The presence of inflammatory changes in the cerebrospinal fluid (CSF), including immunoglobulin intrathecal synthesis (IS), can support the diagnosis of autoimmune encephalitis (AE) and allow prompt ...treatment. The main aim of our study was to calculate the Kappa index as a marker of IS, in patients with AE.
Charts of patients undergoing a diagnostic work-up for suspected AE between 2009 and 2023 were reviewed and the Graus criteria applied. CSF and serum kappa free light chains were determined using the Freelite assay (The Binding Site Group) and the turbidimetric Optilite analyzer.

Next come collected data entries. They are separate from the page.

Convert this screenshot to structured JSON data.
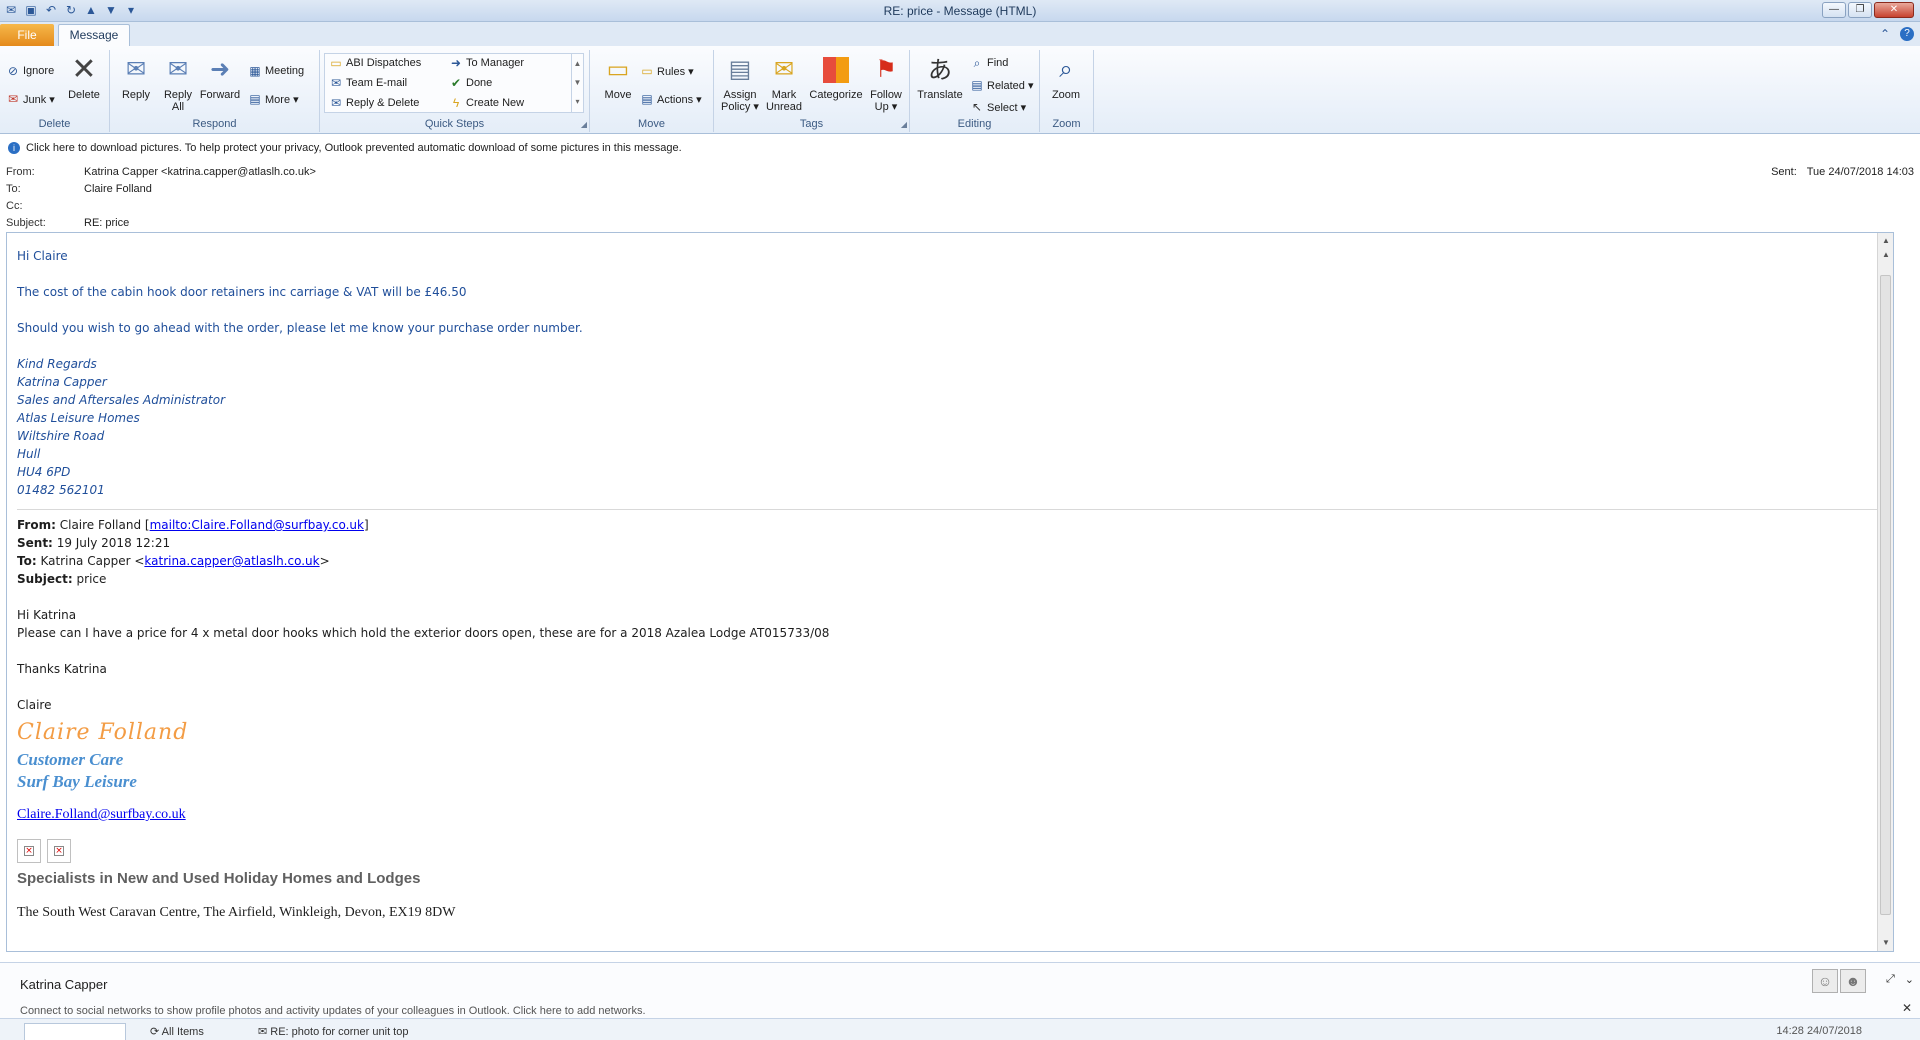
{
  "window": {
    "title": "RE: price  -  Message (HTML)",
    "controls": [
      "—",
      "❐",
      "✕"
    ]
  },
  "tabs": {
    "file": "File",
    "message": "Message"
  },
  "ribbon": {
    "delete": {
      "label": "Delete",
      "ignore": "Ignore",
      "junk": "Junk ▾",
      "delete": "Delete"
    },
    "respond": {
      "label": "Respond",
      "reply": "Reply",
      "reply_all_1": "Reply",
      "reply_all_2": "All",
      "forward": "Forward",
      "meeting": "Meeting",
      "more": "More ▾"
    },
    "quick_steps": {
      "label": "Quick Steps",
      "items": [
        "ABI Dispatches",
        "Team E-mail",
        "Reply & Delete",
        "To Manager",
        "Done",
        "Create New"
      ]
    },
    "move": {
      "label": "Move",
      "move": "Move",
      "rules": "Rules ▾",
      "actions": "Actions ▾"
    },
    "tags": {
      "label": "Tags",
      "assign_1": "Assign",
      "assign_2": "Policy ▾",
      "mark_1": "Mark",
      "mark_2": "Unread",
      "categorize": "Categorize",
      "follow_1": "Follow",
      "follow_2": "Up ▾"
    },
    "editing": {
      "label": "Editing",
      "translate": "Translate",
      "find": "Find",
      "related": "Related ▾",
      "select": "Select ▾"
    },
    "zoom": {
      "label": "Zoom",
      "zoom": "Zoom"
    }
  },
  "infobar": "Click here to download pictures. To help protect your privacy, Outlook prevented automatic download of some pictures in this message.",
  "header": {
    "from_label": "From:",
    "from": "Katrina Capper <katrina.capper@atlaslh.co.uk>",
    "to_label": "To:",
    "to": "Claire Folland",
    "cc_label": "Cc:",
    "subject_label": "Subject:",
    "subject": "RE: price",
    "sent_label": "Sent:",
    "sent": "Tue 24/07/2018 14:03"
  },
  "body": {
    "greeting": "Hi Claire",
    "line1": "The cost of the cabin hook door retainers inc carriage & VAT will be £46.50",
    "line2": "Should you wish to go ahead with the order, please let me know your purchase order number.",
    "signature": [
      "Kind Regards",
      "Katrina Capper",
      "Sales and Aftersales Administrator",
      "Atlas Leisure Homes",
      "Wiltshire Road",
      "Hull",
      "HU4 6PD",
      "01482 562101"
    ],
    "quoted": {
      "from_label": "From:",
      "from_name": "Claire Folland [",
      "from_link": "mailto:Claire.Folland@surfbay.co.uk",
      "from_end": "]",
      "sent_label": "Sent:",
      "sent": "19 July 2018 12:21",
      "to_label": "To:",
      "to_name": "Katrina Capper <",
      "to_link": "katrina.capper@atlaslh.co.uk",
      "to_end": ">",
      "subject_label": "Subject:",
      "subject": "price",
      "greeting": "Hi Katrina",
      "text": "Please can I have a price for 4 x metal door hooks which hold the exterior doors open, these are for a 2018 Azalea Lodge AT015733/08",
      "thanks": "Thanks Katrina",
      "name": "Claire",
      "sig_script": "Claire Folland",
      "sig_title1": "Customer Care",
      "sig_title2": "Surf Bay Leisure",
      "sig_email": "Claire.Folland@surfbay.co.uk",
      "specialists": "Specialists in New and Used Holiday Homes and Lodges",
      "address": "The South West Caravan Centre, The Airfield, Winkleigh, Devon, EX19 8DW"
    }
  },
  "people": {
    "name": "Katrina Capper",
    "social": "Connect to social networks to show profile photos and activity updates of your colleagues in Outlook. Click here to add networks."
  },
  "bottom": {
    "all_items": "All Items",
    "subject": "RE: photo for corner unit top",
    "time": "14:28  24/07/2018"
  }
}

We identified 34 patients with “definite” AE (9 anti-NMDAR AE and 25 limbic AE) and nine patients with “possible” AE. Five patients (15%) with definite AE had pleocytosis and twelve (34%) showed CSF-restricted oligoclonal bands (OCB) at isoelectric focusing. The Kappa index was >6 in 29.4% and > 3 in 50% of the definite AE patients. It was elevated (>3) in 36.4% of patients with definite AE who resulted negative to OCB testing and was the only altered parameter suggestive of an ongoing inflammatory process in the CNS in three definite AE patients with otherwise normal CSF findings (i.e. normal cell count and protein levels, no OCBs). In the possible AE group, one patient had a Kappa index >3 in the absence of OCB.
The Kappa index could be useful, as a more sensitive marker of IS and as a supportive marker of neuroinflammation, in the diagnostic work-up of suspected AE.
•Kappa index was >3 in half of patients with a diagnosis of autoimmune encephalitis.•It was more sensitive to detect immunoglobulin intrathecal synthesis than OCB.•In 3 patients it was the only altered CSF parameter suggestive of CNS inflammation.•Kappa index could support the diagnosis in suspected autoimmune encephalitis.